'The Shape of Speed' to open at Portland Art Museum
Automobile enthusiast Alan Johnson has realized not one but two dreams. In 2010, the Portland metro area man found his ideal car, a 1937 Lincoln Zephyr coupe, which he restored to pristine beauty. And in 2018, Johnson was asked to display his car in the Portland Art Museum's exhibit "The Shape of Speed: Streamlined Automobiles and Motorcycles, 1930-1942," opening June 16.
Of course he agreed, adding, "It's a once in a lifetime experience."
Lincoln Zephyr coupe
Johnson's dark green Lincoln Zephyr coupe is the only locally owned vehicle in the exhibit; all other cars are coming from private collectors or car museums from other parts of the United States, as well as from Canada, Germany and Italy.
Although Johnson lives in the Portland area, he is a member of the Columbia River branch of The Early Ford V-8 Club of America, which meets at the grange in Oregon City. That link is significant because it was through the car club that Johnson first heard of a man in Southern Oregon who had a Lincoln Zephyr coupe in his barn.
Johnson and a friend make the trek to look at the car, which was covered with dust.
When he called his wife Carolyn to tell her about the car, she said, "You're going to pay how much for a car that doesn't run?"
But Johnson, who is a car mechanic, decided to gamble because he thought there was a good chance he could get the car up and running.
As it turned out, all parts of the car were intact, which Carolyn Johnson noted is very rare.
Johnson did all the mechanical restoration on the car, and then in 2012 had it repainted to its original color of evergreen poly-flake.
Johnson said that his wife refers to the car as "The Mistress" because of all the time and money he has lavished on it.

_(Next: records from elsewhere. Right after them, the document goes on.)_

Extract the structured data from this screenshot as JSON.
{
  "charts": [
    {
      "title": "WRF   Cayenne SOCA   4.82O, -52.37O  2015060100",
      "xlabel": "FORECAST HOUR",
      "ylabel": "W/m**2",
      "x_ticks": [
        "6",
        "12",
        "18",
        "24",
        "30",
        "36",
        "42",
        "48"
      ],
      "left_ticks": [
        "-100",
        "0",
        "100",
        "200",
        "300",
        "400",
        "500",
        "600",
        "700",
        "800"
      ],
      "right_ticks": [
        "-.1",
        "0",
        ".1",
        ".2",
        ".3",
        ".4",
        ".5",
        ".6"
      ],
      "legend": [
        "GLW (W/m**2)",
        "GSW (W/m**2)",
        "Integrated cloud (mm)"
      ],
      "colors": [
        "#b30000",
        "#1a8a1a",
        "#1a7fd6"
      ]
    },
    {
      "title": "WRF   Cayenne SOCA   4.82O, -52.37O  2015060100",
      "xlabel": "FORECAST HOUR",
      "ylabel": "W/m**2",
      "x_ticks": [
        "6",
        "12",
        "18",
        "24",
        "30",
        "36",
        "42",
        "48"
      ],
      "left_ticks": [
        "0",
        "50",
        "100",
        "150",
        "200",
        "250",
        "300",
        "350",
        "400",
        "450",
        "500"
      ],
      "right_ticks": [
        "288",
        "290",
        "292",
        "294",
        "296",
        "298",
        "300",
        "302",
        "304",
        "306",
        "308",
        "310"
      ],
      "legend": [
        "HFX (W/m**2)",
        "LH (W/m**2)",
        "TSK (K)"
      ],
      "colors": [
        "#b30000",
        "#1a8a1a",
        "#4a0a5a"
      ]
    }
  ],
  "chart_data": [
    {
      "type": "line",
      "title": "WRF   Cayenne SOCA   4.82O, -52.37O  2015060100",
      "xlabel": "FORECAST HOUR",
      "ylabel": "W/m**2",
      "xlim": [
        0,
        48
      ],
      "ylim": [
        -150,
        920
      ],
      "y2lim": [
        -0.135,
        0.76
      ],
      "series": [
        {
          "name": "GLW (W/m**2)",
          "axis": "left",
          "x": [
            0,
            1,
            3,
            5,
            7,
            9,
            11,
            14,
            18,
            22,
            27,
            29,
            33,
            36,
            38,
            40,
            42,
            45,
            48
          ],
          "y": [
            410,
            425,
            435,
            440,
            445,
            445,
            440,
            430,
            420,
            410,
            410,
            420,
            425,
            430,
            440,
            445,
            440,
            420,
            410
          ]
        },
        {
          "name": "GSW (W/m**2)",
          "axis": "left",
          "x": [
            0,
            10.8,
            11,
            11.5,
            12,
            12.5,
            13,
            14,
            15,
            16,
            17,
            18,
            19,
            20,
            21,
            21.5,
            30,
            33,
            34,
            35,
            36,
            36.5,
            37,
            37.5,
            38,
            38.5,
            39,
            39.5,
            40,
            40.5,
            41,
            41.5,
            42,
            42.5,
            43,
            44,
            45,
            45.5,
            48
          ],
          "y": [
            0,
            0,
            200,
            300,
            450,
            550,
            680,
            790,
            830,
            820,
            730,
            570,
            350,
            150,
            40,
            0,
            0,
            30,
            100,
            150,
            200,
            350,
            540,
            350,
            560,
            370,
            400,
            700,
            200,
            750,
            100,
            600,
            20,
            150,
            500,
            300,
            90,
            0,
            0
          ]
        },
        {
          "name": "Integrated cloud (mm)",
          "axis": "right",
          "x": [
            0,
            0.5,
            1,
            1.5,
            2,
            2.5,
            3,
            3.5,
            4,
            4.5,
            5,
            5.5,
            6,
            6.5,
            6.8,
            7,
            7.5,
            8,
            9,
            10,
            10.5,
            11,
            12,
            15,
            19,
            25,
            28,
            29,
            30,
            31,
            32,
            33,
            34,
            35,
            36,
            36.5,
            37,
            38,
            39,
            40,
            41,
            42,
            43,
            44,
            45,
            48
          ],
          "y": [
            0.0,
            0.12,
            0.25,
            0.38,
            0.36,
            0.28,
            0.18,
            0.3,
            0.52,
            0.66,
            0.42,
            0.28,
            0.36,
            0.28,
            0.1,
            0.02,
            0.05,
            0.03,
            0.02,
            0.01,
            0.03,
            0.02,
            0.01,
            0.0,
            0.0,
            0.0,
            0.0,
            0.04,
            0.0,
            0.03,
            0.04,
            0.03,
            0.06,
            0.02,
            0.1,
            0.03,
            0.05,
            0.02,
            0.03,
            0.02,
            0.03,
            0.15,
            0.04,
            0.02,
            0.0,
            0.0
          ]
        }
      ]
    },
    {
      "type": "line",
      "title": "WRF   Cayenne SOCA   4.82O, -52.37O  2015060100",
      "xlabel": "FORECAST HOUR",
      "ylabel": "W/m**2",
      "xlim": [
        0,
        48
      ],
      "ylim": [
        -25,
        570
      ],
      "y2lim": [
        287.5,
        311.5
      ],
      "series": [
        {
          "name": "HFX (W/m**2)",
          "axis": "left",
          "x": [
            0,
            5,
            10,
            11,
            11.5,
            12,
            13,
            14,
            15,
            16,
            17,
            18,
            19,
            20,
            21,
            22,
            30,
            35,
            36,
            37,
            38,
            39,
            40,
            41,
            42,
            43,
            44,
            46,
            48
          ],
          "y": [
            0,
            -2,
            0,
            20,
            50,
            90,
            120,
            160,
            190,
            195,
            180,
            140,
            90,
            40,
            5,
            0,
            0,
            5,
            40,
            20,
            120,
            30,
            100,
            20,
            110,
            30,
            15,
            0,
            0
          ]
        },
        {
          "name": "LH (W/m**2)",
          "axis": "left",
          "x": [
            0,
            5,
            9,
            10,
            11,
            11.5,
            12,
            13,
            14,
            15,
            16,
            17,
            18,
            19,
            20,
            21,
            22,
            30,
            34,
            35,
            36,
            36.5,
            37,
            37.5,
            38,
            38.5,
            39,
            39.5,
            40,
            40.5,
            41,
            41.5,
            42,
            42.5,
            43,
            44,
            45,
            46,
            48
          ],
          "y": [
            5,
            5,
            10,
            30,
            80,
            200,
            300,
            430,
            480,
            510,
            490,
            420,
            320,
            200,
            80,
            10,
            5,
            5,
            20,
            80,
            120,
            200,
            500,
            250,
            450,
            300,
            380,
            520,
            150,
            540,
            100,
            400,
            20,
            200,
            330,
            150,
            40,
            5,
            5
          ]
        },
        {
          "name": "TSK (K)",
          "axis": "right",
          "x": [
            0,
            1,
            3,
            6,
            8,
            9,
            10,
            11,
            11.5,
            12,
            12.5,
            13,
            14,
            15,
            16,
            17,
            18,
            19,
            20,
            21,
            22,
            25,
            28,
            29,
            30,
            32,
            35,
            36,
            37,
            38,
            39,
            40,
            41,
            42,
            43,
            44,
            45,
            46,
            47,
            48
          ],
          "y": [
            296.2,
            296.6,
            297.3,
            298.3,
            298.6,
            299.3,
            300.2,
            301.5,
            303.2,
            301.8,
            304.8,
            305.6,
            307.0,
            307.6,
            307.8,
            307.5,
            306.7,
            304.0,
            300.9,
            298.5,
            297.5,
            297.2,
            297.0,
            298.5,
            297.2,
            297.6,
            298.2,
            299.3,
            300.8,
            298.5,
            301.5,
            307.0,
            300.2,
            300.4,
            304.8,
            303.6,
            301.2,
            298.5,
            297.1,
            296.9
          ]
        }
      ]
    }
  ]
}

Last year, the Lincoln Zephyr coupe was on display at the Greater Portland Concours d'Elegance Car Show in Forest Grove. Someone with connections to the Portland Art Museum saw it, and that led to an invitation to be part of the upcoming exhibit.
"I knew I had a rare car but I'm not a guy who travels in art museum circles. I grew up with a wrench in my hand; I'm a car mechanic," Johnson said.
Some might question why cars will be shown at an art museum, but Johnson thinks everything people make is "a form of expression, a form of art."
His car, he added, is the epitome of the art deco look so popular in the 1930s, and all the vehicles on display at the museum are "very rare, one-of-a-kind cars made by true craftsmen."
He is most looking forward to seeing the French cars, he said, because they are "so swoopy and stylish looking." Johnson noted that there are two motorcycles in the show, and although he is a "car guy," he wants to see them because they "are so unique and so state of the art."
People should visit the exhibit, he said, because "you may have seen photos of these cars, but these are the real deal."
Celebrating the beauty of cars!
What: The Portland Art Museum presents "The Shape of Speed: Streamlined Automobiles and Motorcycles, 1930-1942"
When: June 16 to Sept. 16
Where: 1219 S.W. Park Ave., in downtown Portland
Hours: 10 a.m. to 5 p.m. Tuesday, Wednesday, Saturday and Sunday; 10 a.m. to 8 p.m. Thursday and Friday; the museum is closed on Monday.
Admission: Admission is free for members. General admission is $19.99 for adults; $16.99 for seniors 62+ and college students; and free for children 17 and under.
Contacts: For more information, call 503-226-2811 or visit portlandartmuseum.org.
People passing by the Portland Art Museum last week were treated to the sight of vintage automobiles being unloaded from huge moving vans and pushed or driven through the portals of the museum.
One especially heart-stopping moment came when a sleek, black 1942 Alpha Romeo Bertone Berlina came down the ramp, all sensuous curves and gleaming metal.
Ken Gross took the driver's seat, and the car started with a throaty growl that echoed up and down the street. He drove the sporty vehicle to the door of the museum, where a crew pushed it inside to its display area.
Gross is the guest curator of The Portland Art Museum's "The Shape of Speed: Streamlined Automobiles and Motorcycles, 1930-1942." The exhibit opens on June 16 and runs through Sept. 16.
For those who wonder why cars are on display at an art museum, Gross said that cars have been described as "hollow, rolling sculptures."
He noted that throughout history, items that may have begun their lives as functional have become celebrated for their beauty.
The cars at the museum are "elegantly conceived, 20th century industrial art," Gross added.
People should come to the exhibit, he said, because "the automobile is the most important invention of the 20th century; it linked the world and it represents individual freedom."
Gross described the vehicles in the PAM exhibit as "celebrating the most beautiful examples of cars from 1930 to 1942."
Also, he noted, every car has a story, which is why his lecture at 2 p.m. on June 17 is entitled "Behind the Headlights."
These vehicles also represent a watershed moment in world history, when the entire automotive industry switched to making military trucks, tanks and airplanes," he said.
Gross added, "I wonder what cars would have been like if World War II hadn't intervened."